До сих пор поползновения отчима ограничивались сальными
шуточками и бесцеремонными прикосновениями, вот Кэтрин и молчала,
думая, что все обойдется. Но сейчас, глядя в блестящие от доброй
порции виски глаза, она каким-то чутьем поняла: «Не обойдется…»
Сегодня мать с братом укатили на ярмарку, а Кэтрин осталась дома
одна — ей велели управиться по хозяйству. Джордж с утра уезжал
по своим делам, но почему-то до обеда вернулся, и сейчас,
раскрасневшийся, полупьяный, надвигался на нее, широко расставив
руки. Загонял ее в угол, словно курицу, предназначенную на
убой.
— Оставь меня в покое! — голос предательски
дрогнул.
Кэтрин увернулась, пытаясь проскользнуть к воротам конюшни, но
Джордж схватил ее за плечо и швырнул обратно к стене.
— Ты как со старшими разговариваешь, пигалица?
— рявкнул он, и Кэтрин поняла, что он ищет повод. Повод… для
чего?
Она вжалась в стену, словно пытаясь стать меньше и незаметней.

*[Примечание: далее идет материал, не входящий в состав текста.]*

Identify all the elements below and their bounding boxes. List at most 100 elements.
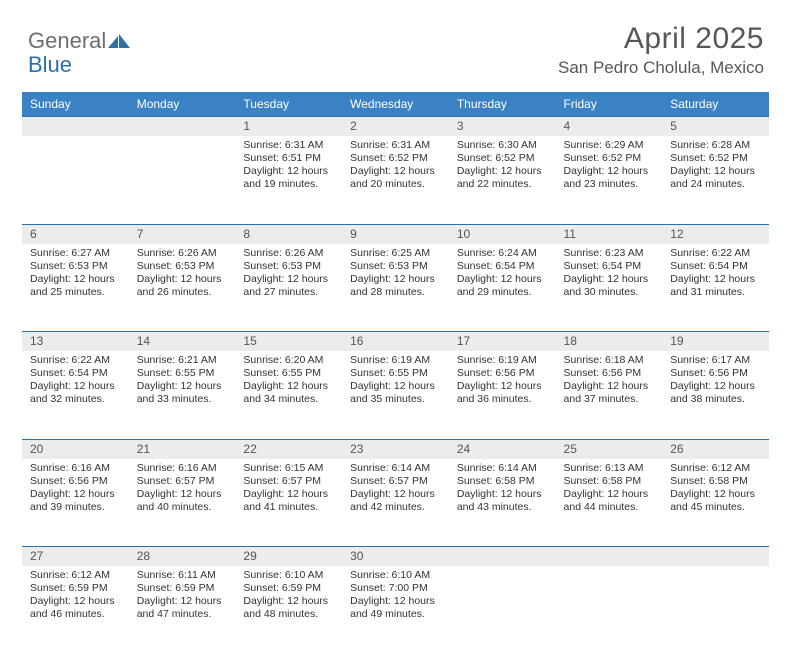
day-number-row: 6789101112 [22,224,769,244]
day-cell: Sunrise: 6:14 AMSunset: 6:58 PMDaylight:… [449,459,556,547]
day-line-ss: Sunset: 6:53 PM [30,260,121,273]
day-line-ss: Sunset: 6:54 PM [670,260,761,273]
day-cell [449,566,556,654]
day-number: 1 [235,117,342,137]
day-line-d1: Daylight: 12 hours [243,273,334,286]
day-line-d1: Daylight: 12 hours [457,165,548,178]
day-cell: Sunrise: 6:16 AMSunset: 6:56 PMDaylight:… [22,459,129,547]
day-cell: Sunrise: 6:22 AMSunset: 6:54 PMDaylight:… [22,351,129,439]
day-number: 5 [662,117,769,137]
day-line-sr: Sunrise: 6:29 AM [564,139,655,152]
day-line-d1: Daylight: 12 hours [350,165,441,178]
day-line-d2: and 37 minutes. [564,393,655,406]
day-line-d2: and 26 minutes. [137,286,228,299]
day-line-d1: Daylight: 12 hours [30,273,121,286]
day-number [449,547,556,567]
day-number: 24 [449,439,556,459]
day-line-d2: and 27 minutes. [243,286,334,299]
day-cell: Sunrise: 6:10 AMSunset: 7:00 PMDaylight:… [342,566,449,654]
day-number: 8 [235,224,342,244]
day-line-sr: Sunrise: 6:19 AM [350,354,441,367]
day-line-d1: Daylight: 12 hours [350,595,441,608]
day-line-d1: Daylight: 12 hours [350,380,441,393]
day-number: 13 [22,332,129,352]
day-line-sr: Sunrise: 6:25 AM [350,247,441,260]
title-block: April 2025 San Pedro Cholula, Mexico [558,22,764,78]
day-line-d2: and 31 minutes. [670,286,761,299]
day-line-sr: Sunrise: 6:22 AM [30,354,121,367]
day-line-d1: Daylight: 12 hours [350,488,441,501]
day-cell: Sunrise: 6:17 AMSunset: 6:56 PMDaylight:… [662,351,769,439]
day-line-ss: Sunset: 6:57 PM [243,475,334,488]
day-line-d2: and 30 minutes. [564,286,655,299]
day-line-sr: Sunrise: 6:27 AM [30,247,121,260]
day-number: 28 [129,547,236,567]
day-line-ss: Sunset: 6:58 PM [457,475,548,488]
day-number: 18 [556,332,663,352]
day-number: 9 [342,224,449,244]
day-line-sr: Sunrise: 6:30 AM [457,139,548,152]
day-line-ss: Sunset: 6:58 PM [564,475,655,488]
day-cell: Sunrise: 6:19 AMSunset: 6:55 PMDaylight:… [342,351,449,439]
day-cell: Sunrise: 6:11 AMSunset: 6:59 PMDaylight:… [129,566,236,654]
day-line-d1: Daylight: 12 hours [457,488,548,501]
day-line-ss: Sunset: 6:52 PM [670,152,761,165]
day-line-d2: and 40 minutes. [137,501,228,514]
day-number: 10 [449,224,556,244]
day-line-d2: and 29 minutes. [457,286,548,299]
day-line-d1: Daylight: 12 hours [30,488,121,501]
day-number: 29 [235,547,342,567]
day-cell: Sunrise: 6:27 AMSunset: 6:53 PMDaylight:… [22,244,129,332]
header: General April 2025 San Pedro Cholula, Me… [0,0,792,82]
day-line-d1: Daylight: 12 hours [670,380,761,393]
day-line-ss: Sunset: 6:53 PM [350,260,441,273]
day-cell: Sunrise: 6:29 AMSunset: 6:52 PMDaylight:… [556,136,663,224]
day-cell: Sunrise: 6:18 AMSunset: 6:56 PMDaylight:… [556,351,663,439]
day-line-sr: Sunrise: 6:17 AM [670,354,761,367]
day-line-d2: and 36 minutes. [457,393,548,406]
day-line-d1: Daylight: 12 hours [457,380,548,393]
weekday-header: Saturday [662,92,769,117]
day-line-d2: and 34 minutes. [243,393,334,406]
weekday-header: Thursday [449,92,556,117]
day-line-d2: and 45 minutes. [670,501,761,514]
day-cell: Sunrise: 6:30 AMSunset: 6:52 PMDaylight:… [449,136,556,224]
day-line-ss: Sunset: 6:55 PM [350,367,441,380]
brand-text-blue: Blue [28,52,72,77]
day-line-sr: Sunrise: 6:26 AM [243,247,334,260]
day-cell [662,566,769,654]
day-line-sr: Sunrise: 6:10 AM [350,569,441,582]
day-cell: Sunrise: 6:20 AMSunset: 6:55 PMDaylight:… [235,351,342,439]
day-line-sr: Sunrise: 6:10 AM [243,569,334,582]
weekday-header: Friday [556,92,663,117]
day-line-d1: Daylight: 12 hours [137,380,228,393]
day-line-d2: and 32 minutes. [30,393,121,406]
day-line-sr: Sunrise: 6:31 AM [350,139,441,152]
day-line-sr: Sunrise: 6:14 AM [350,462,441,475]
day-line-sr: Sunrise: 6:31 AM [243,139,334,152]
weekday-header: Sunday [22,92,129,117]
day-cell: Sunrise: 6:25 AMSunset: 6:53 PMDaylight:… [342,244,449,332]
brand-text-blue-wrap: Blue [28,52,72,78]
day-line-sr: Sunrise: 6:21 AM [137,354,228,367]
day-line-d2: and 48 minutes. [243,608,334,621]
day-line-ss: Sunset: 6:56 PM [457,367,548,380]
day-cell: Sunrise: 6:21 AMSunset: 6:55 PMDaylight:… [129,351,236,439]
day-line-d1: Daylight: 12 hours [30,380,121,393]
day-line-sr: Sunrise: 6:16 AM [30,462,121,475]
day-line-d2: and 47 minutes. [137,608,228,621]
day-line-ss: Sunset: 6:54 PM [564,260,655,273]
day-line-ss: Sunset: 6:52 PM [457,152,548,165]
day-line-d1: Daylight: 12 hours [30,595,121,608]
day-number: 30 [342,547,449,567]
day-cell: Sunrise: 6:19 AMSunset: 6:56 PMDaylight:… [449,351,556,439]
weekday-header-row: Sunday Monday Tuesday Wednesday Thursday… [22,92,769,117]
day-line-d1: Daylight: 12 hours [457,273,548,286]
day-line-d1: Daylight: 12 hours [670,165,761,178]
brand-sail-icon [108,34,130,48]
day-cell: Sunrise: 6:22 AMSunset: 6:54 PMDaylight:… [662,244,769,332]
day-line-ss: Sunset: 7:00 PM [350,582,441,595]
day-line-ss: Sunset: 6:59 PM [137,582,228,595]
day-line-sr: Sunrise: 6:19 AM [457,354,548,367]
day-line-ss: Sunset: 6:54 PM [457,260,548,273]
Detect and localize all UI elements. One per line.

Как будто это превратит ее в невидимку, и пьяный мужлан от нее
отстанет. Но это, конечно же, не помогло. Глазки Джорджа —
маленькие, прищуренные — злобно сверкнули из-под набрякших
век.
— Я тебя научу, как себя вести, рыжая сучка!
— прошипел он и с размаху впечатал ее в стену. — Сейчас
ты у меня попляшешь!
Кэтрин боролась и вырывалась. Молча. Ее все равно никто не
услышит, да и почему-то стыдно было кричать. Тошнотворно-липкое
оцепенение сковало руки и ноги, а по загривку пополз холодный
пот.
Массивное тело отчима придавило ее к стене. Кэтрин обдало
запахом табака, перегара и прокисшего пота. Она невольно
поморщилась и отвернулась.
Грубые ладони бесцеремонно схватили ее за грудь.